The rules are generally fair, but the nature of the debate is such that any comment denying the existence of a problem can be considered off-topic in the discussion of the problem. Also, if a comment is deleted, so are all the replies, leading to surrealist situations where entirely innocuous threads disappear.
I too have had comments banned where agreed with someone on the “other side”. I was finally banned outright for pointing out what a good investigative journalist Monbiot used to be. They hate the idea that we might be reasonable human beings, don’t you Leo? Leo, we know you’re there. Stop sulking and come out and play.

Jun 22, 2011 at 1:16 PM | Unregistered Commentergeoffchambers

Foxgoose 1.01pm
No, don’t suspend moderation, it would only encourage them. But a general amnesty for those of us who’ve been banned would be nice.

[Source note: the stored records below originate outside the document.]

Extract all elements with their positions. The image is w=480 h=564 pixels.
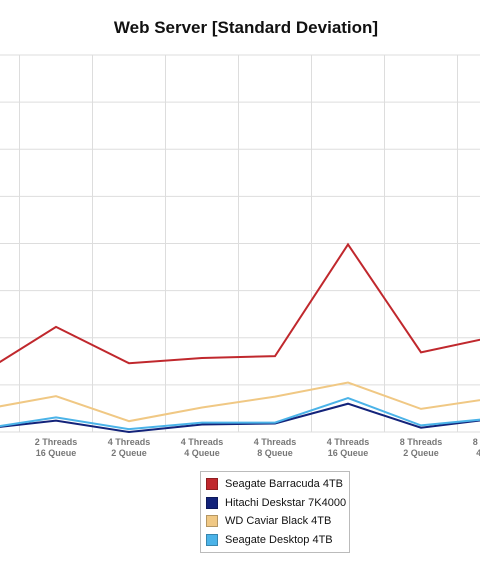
legend-swatch (206, 515, 218, 528)
x-tick-label: 4 Threads (108, 437, 151, 447)
series-line-1 (0, 242, 480, 365)
legend: Seagate Barracuda 4TB Hitachi Deskstar 7K… (200, 471, 350, 553)
x-tick-label: 16 Queue (328, 448, 369, 458)
x-tick-label: 4 Queue (476, 448, 480, 458)
x-tick-label: 2 Threads (35, 437, 78, 447)
legend-label: WD Caviar Black 4TB (225, 515, 332, 528)
x-tick-label: 16 Queue (36, 448, 77, 458)
x-tick-label: 2 Queue (403, 448, 439, 458)
x-tick-label: 8 Threads (473, 437, 480, 447)
series-line-2 (0, 402, 480, 434)
x-tick-label: 4 Threads (254, 437, 297, 447)
legend-item: Seagate Desktop 4TB (201, 531, 349, 550)
x-tick-label: 8 Threads (400, 437, 443, 447)
x-tick-label: 8 Queue (257, 448, 293, 458)
chart-title: Web Server [Standard Deviation] (113, 18, 379, 37)
x-tick-label: 4 Threads (181, 437, 224, 447)
legend-label: Seagate Desktop 4TB (225, 533, 333, 546)
legend-label: Hitachi Deskstar 7K4000 (225, 496, 347, 509)
legend-swatch (206, 478, 218, 491)
legend-item: WD Caviar Black 4TB (201, 512, 349, 531)
legend-label: Seagate Barracuda 4TB (225, 478, 344, 491)
legend-swatch (206, 533, 218, 546)
x-tick-label: 4 Queue (184, 448, 220, 458)
x-tick-label: 4 Threads (327, 437, 370, 447)
legend-item: Hitachi Deskstar 7K4000 (201, 494, 349, 513)
legend-item: Seagate Barracuda 4TB (201, 475, 349, 494)
legend-swatch (206, 496, 218, 509)
x-tick-label: 2 Queue (111, 448, 147, 458)
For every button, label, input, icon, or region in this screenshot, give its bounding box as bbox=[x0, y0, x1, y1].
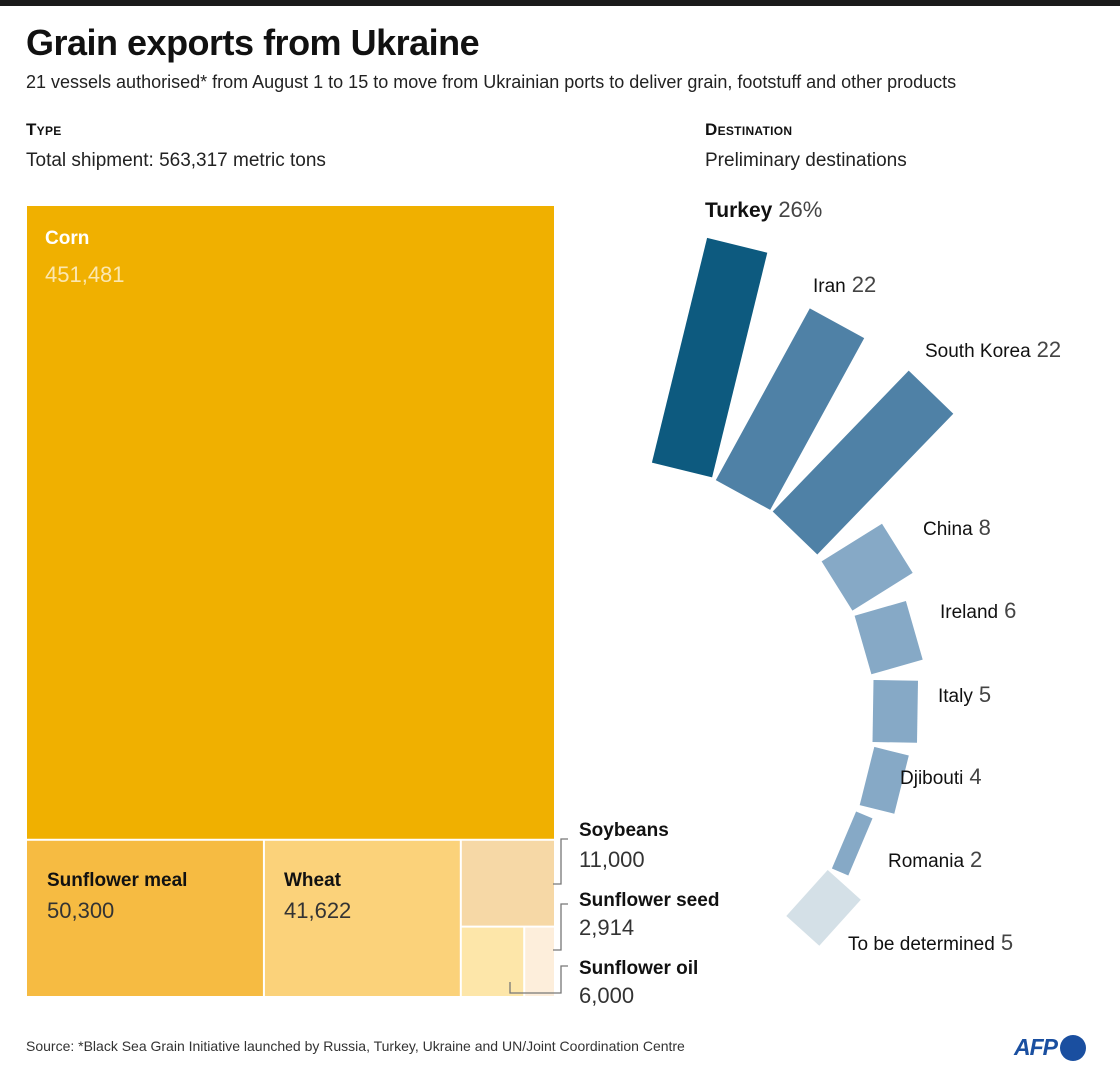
treemap-value-sunflower-meal: 50,300 bbox=[47, 898, 115, 923]
dest-label-ireland: Ireland 6 bbox=[940, 598, 1016, 624]
treemap-value-soybeans: 11,000 bbox=[579, 847, 645, 872]
logo-text: AFP bbox=[1014, 1034, 1058, 1060]
subtitle: 21 vessels authorised* from August 1 to … bbox=[26, 72, 957, 92]
treemap-cell-wheat bbox=[264, 840, 460, 996]
dest-value: 5 bbox=[978, 682, 992, 707]
dest-value: 4 bbox=[969, 764, 982, 789]
bar-italy bbox=[872, 680, 918, 743]
dest-value: 8 bbox=[978, 515, 991, 540]
treemap-label-wheat: Wheat bbox=[284, 870, 341, 891]
treemap-label-corn: Corn bbox=[45, 228, 90, 249]
dest-label-to-be-determined: To be determined 5 bbox=[848, 930, 1013, 956]
bracket-sunflower-oil bbox=[509, 965, 568, 994]
treemap-cell-sunflower-seed bbox=[525, 927, 554, 996]
type-subheading: Total shipment: 563,317 metric tons bbox=[26, 150, 326, 171]
treemap-value-sunflower-seed: 2,914 bbox=[579, 915, 635, 940]
dest-name: To be determined bbox=[848, 934, 995, 955]
page-title: Grain exports from Ukraine bbox=[26, 22, 480, 63]
bar-iran bbox=[715, 308, 865, 510]
bar-ireland bbox=[854, 601, 923, 675]
dest-value: 2 bbox=[970, 847, 983, 872]
dest-name: Romania bbox=[888, 851, 965, 872]
dest-name: Ireland bbox=[940, 602, 999, 623]
logo-circle-icon bbox=[1060, 1034, 1086, 1061]
dest-label-turkey: Turkey 26% bbox=[705, 197, 822, 223]
destination-subheading: Preliminary destinations bbox=[705, 150, 907, 171]
bar-djibouti bbox=[859, 746, 909, 814]
treemap bbox=[27, 206, 554, 996]
treemap-value-wheat: 41,622 bbox=[284, 898, 352, 923]
label-brackets bbox=[509, 838, 568, 994]
bar-turkey bbox=[651, 237, 768, 478]
treemap-cell-corn bbox=[27, 206, 554, 839]
dest-label-italy: Italy 5 bbox=[938, 682, 991, 708]
treemap-cell-sunflower-meal bbox=[27, 840, 263, 996]
bar-romania bbox=[831, 811, 873, 876]
radial-bars bbox=[651, 237, 954, 946]
dest-label-china: China 8 bbox=[923, 515, 991, 541]
type-heading: Type bbox=[26, 120, 62, 139]
dest-label-djibouti: Djibouti 4 bbox=[900, 764, 982, 790]
treemap-label-sunflower-meal: Sunflower meal bbox=[47, 870, 188, 891]
bracket-sunflower-seed bbox=[553, 903, 568, 951]
treemap-value-corn: 451,481 bbox=[45, 262, 125, 287]
dest-value: 5 bbox=[1000, 930, 1014, 955]
dest-name: South Korea bbox=[925, 341, 1031, 362]
treemap-value-sunflower-oil: 6,000 bbox=[579, 983, 635, 1008]
dest-label-south-korea: South Korea 22 bbox=[925, 337, 1061, 363]
dest-name: Djibouti bbox=[900, 768, 964, 789]
dest-name: China bbox=[923, 519, 973, 540]
dest-name: Iran bbox=[813, 276, 846, 297]
bar-china bbox=[821, 523, 913, 611]
dest-value: 6 bbox=[1004, 598, 1017, 623]
treemap-label-soybeans: Soybeans bbox=[579, 820, 669, 841]
bar-south-korea bbox=[772, 370, 954, 555]
treemap-label-sunflower-oil: Sunflower oil bbox=[579, 958, 699, 979]
afp-logo: AFP bbox=[1014, 1034, 1086, 1061]
destination-heading: Destination bbox=[705, 120, 793, 139]
dest-value: 26% bbox=[778, 197, 823, 222]
dest-value: 22 bbox=[851, 272, 877, 297]
dest-name: Italy bbox=[938, 686, 973, 707]
treemap-cell-soybeans bbox=[461, 840, 554, 926]
dest-value: 22 bbox=[1036, 337, 1062, 362]
bar-to-be-determined bbox=[786, 870, 861, 946]
source-note: Source: *Black Sea Grain Initiative laun… bbox=[26, 1038, 685, 1054]
top-rule bbox=[0, 0, 1120, 6]
dest-label-romania: Romania 2 bbox=[888, 847, 982, 873]
treemap-label-sunflower-seed: Sunflower seed bbox=[579, 890, 720, 911]
treemap-cell-sunflower-oil bbox=[461, 927, 524, 996]
dest-name: Turkey bbox=[705, 199, 773, 222]
dest-label-iran: Iran 22 bbox=[813, 272, 876, 298]
bracket-soybeans bbox=[553, 838, 568, 885]
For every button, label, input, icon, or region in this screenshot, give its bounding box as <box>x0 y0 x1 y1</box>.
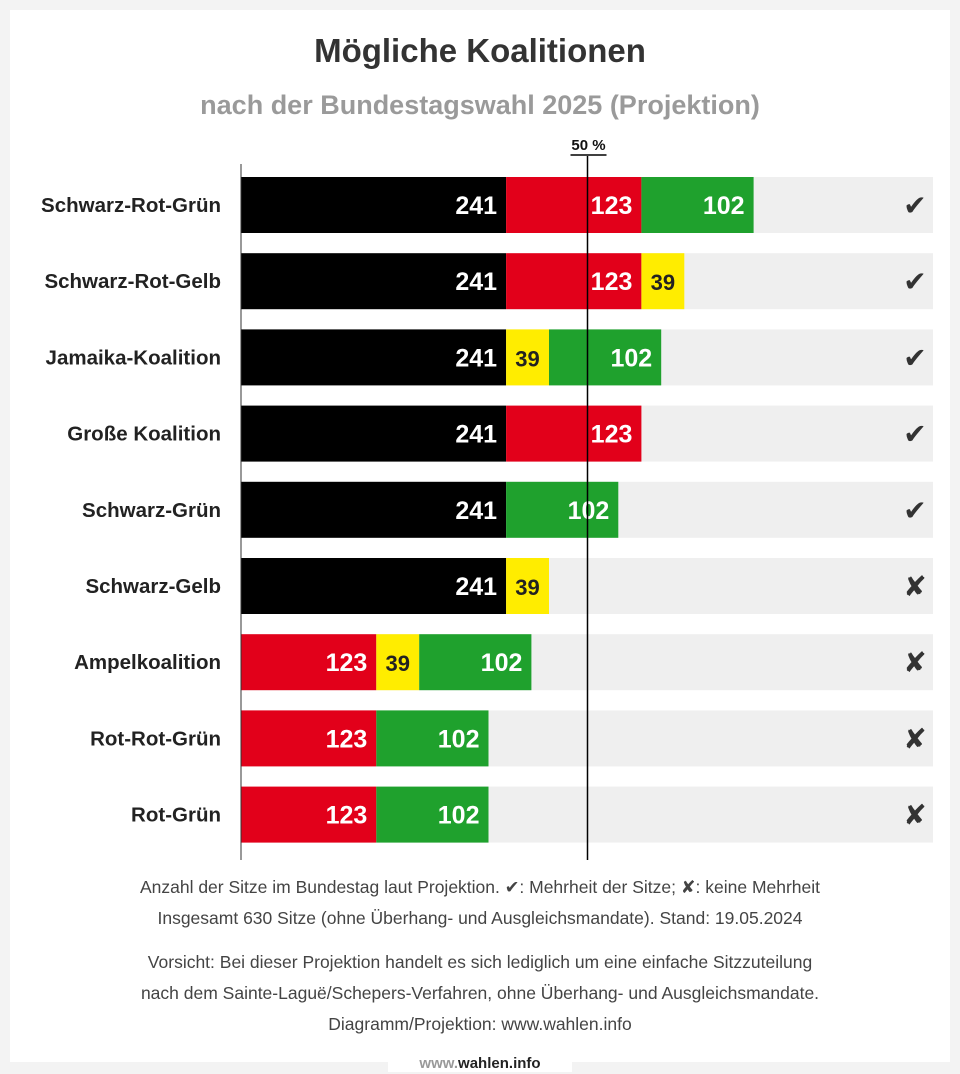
bar-segment-gruene-rot-gruen <box>376 786 489 843</box>
row-label-rot-gruen: Rot-Grün <box>131 804 221 827</box>
data-label-union-schwarz-gruen: 241 <box>455 497 497 525</box>
bar-segment-fdp-jamaika-koalition <box>506 329 549 386</box>
watermark-suffix: .info <box>508 1055 541 1072</box>
bar-segment-union-schwarz-gelb <box>241 558 507 614</box>
row-label-schwarz-rot-gruen: Schwarz-Rot-Grün <box>41 194 221 217</box>
bar-segment-gruene-schwarz-rot-gruen <box>641 177 754 233</box>
bar-segment-spd-grosse-koalition <box>506 405 642 462</box>
bar-segment-spd-schwarz-rot-gruen <box>506 177 642 233</box>
chart-title: Mögliche Koalitionen <box>314 32 646 69</box>
source-watermark: www.wahlen.info <box>388 1054 572 1072</box>
data-label-gruene-schwarz-rot-gruen: 102 <box>703 192 745 220</box>
bar-segment-spd-rot-gruen <box>241 786 377 843</box>
data-label-gruene-rot-gruen: 102 <box>438 802 480 830</box>
bar-segment-union-schwarz-rot-gelb <box>241 253 507 310</box>
data-label-spd-rot-rot-gruen: 123 <box>326 725 368 753</box>
data-label-fdp-jamaika-koalition: 39 <box>515 346 539 371</box>
footer-line-5: Diagramm/Projektion: www.wahlen.info <box>328 1014 632 1034</box>
bar-segment-fdp-schwarz-rot-gelb <box>641 253 685 310</box>
bar-segment-spd-rot-rot-gruen <box>241 710 377 767</box>
row-label-schwarz-rot-gelb: Schwarz-Rot-Gelb <box>44 270 221 293</box>
data-label-gruene-jamaika-koalition: 102 <box>610 344 652 372</box>
majority-label: 50 % <box>571 137 605 154</box>
bar-segment-union-jamaika-koalition <box>241 329 507 386</box>
data-label-fdp-schwarz-gelb: 39 <box>515 575 539 600</box>
coalition-bar-chart: Schwarz-Rot-Grün 241 123 102 ✔ Schwarz-Rot-Ge… <box>41 137 933 860</box>
no-majority-cross-icon: ✘ <box>903 571 926 602</box>
bar-segment-gruene-ampelkoalition <box>419 634 532 691</box>
data-label-spd-schwarz-rot-gruen: 123 <box>591 192 633 220</box>
majority-check-icon: ✔ <box>903 495 926 526</box>
bar-segment-fdp-ampelkoalition <box>376 634 420 691</box>
data-label-gruene-schwarz-gruen: 102 <box>568 497 610 525</box>
data-label-spd-schwarz-rot-gelb: 123 <box>591 268 633 296</box>
data-label-gruene-ampelkoalition: 102 <box>481 649 523 677</box>
row-label-schwarz-gelb: Schwarz-Gelb <box>85 575 221 598</box>
data-label-union-schwarz-rot-gelb: 241 <box>455 268 497 296</box>
majority-check-icon: ✔ <box>903 190 926 221</box>
data-label-spd-grosse-koalition: 123 <box>591 421 633 449</box>
no-majority-cross-icon: ✘ <box>903 647 926 678</box>
bar-segment-union-schwarz-gruen <box>241 481 507 538</box>
footer-line-1: Anzahl der Sitze im Bundestag laut Proje… <box>139 877 821 897</box>
majority-check-icon: ✔ <box>903 342 926 373</box>
data-label-fdp-ampelkoalition: 39 <box>386 651 410 676</box>
data-label-union-grosse-koalition: 241 <box>455 421 497 449</box>
data-label-gruene-rot-rot-gruen: 102 <box>438 725 480 753</box>
majority-check-icon: ✔ <box>903 266 926 297</box>
footer-line-4: nach dem Sainte-Laguë/Schepers-Verfahren… <box>140 983 820 1003</box>
majority-check-icon: ✔ <box>903 419 926 450</box>
bar-segment-fdp-schwarz-gelb <box>506 558 549 614</box>
chart-subtitle: nach der Bundestagswahl 2025 (Projektion… <box>200 90 760 120</box>
no-majority-cross-icon: ✘ <box>903 723 926 754</box>
bar-segment-spd-ampelkoalition <box>241 634 377 691</box>
bar-segment-gruene-rot-rot-gruen <box>376 710 489 767</box>
no-majority-cross-icon: ✘ <box>903 800 926 831</box>
row-label-schwarz-gruen: Schwarz-Grün <box>82 499 221 522</box>
chart-legend-note: Anzahl der Sitze im Bundestag laut Proje… <box>0 872 960 934</box>
data-label-union-schwarz-rot-gruen: 241 <box>455 192 497 220</box>
row-label-jamaika-koalition: Jamaika-Koalition <box>46 346 221 369</box>
data-label-union-jamaika-koalition: 241 <box>455 344 497 372</box>
data-label-spd-ampelkoalition: 123 <box>326 649 368 677</box>
bar-segment-union-schwarz-rot-gruen <box>241 177 507 233</box>
row-label-rot-rot-gruen: Rot-Rot-Grün <box>90 727 221 750</box>
bar-segment-gruene-schwarz-gruen <box>506 481 619 538</box>
row-label-grosse-koalition: Große Koalition <box>67 423 221 446</box>
data-label-fdp-schwarz-rot-gelb: 39 <box>651 270 675 295</box>
footer-line-3: Vorsicht: Bei dieser Projektion handelt … <box>147 952 813 972</box>
data-label-spd-rot-gruen: 123 <box>326 802 368 830</box>
bar-segment-gruene-jamaika-koalition <box>549 329 662 386</box>
footer-line-2: Insgesamt 630 Sitze (ohne Überhang- und … <box>157 908 803 928</box>
bar-segment-spd-schwarz-rot-gelb <box>506 253 642 310</box>
bar-segment-union-grosse-koalition <box>241 405 507 462</box>
data-label-union-schwarz-gelb: 241 <box>455 573 497 601</box>
chart-disclaimer: Vorsicht: Bei dieser Projektion handelt … <box>0 947 960 1040</box>
watermark-name: wahlen <box>458 1055 509 1072</box>
watermark-prefix: www. <box>419 1055 459 1072</box>
row-label-ampelkoalition: Ampelkoalition <box>74 651 221 674</box>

Jun 22, 2011 at 1:18 PM | Unregistered Commentergeoffchambers

Couple of drive-bys, and he's gone. Fact is that no compromise position can logically be found between catastrophists and lukewarmers. They need the catastrophe part for reasons which are (IMHO) not scence-based. So the debate never ends up being about a scientific optimum position, an agreement about what is known and what is theorised. There is no compromise on 'the sky is falling'.

How I'd like to see Leo engage with the smarter ones here. Ain't gonna happen though, journalists are paid to write for their paper, not just any old blog. Will he read the book? Will he admit the cheating, or dispute it?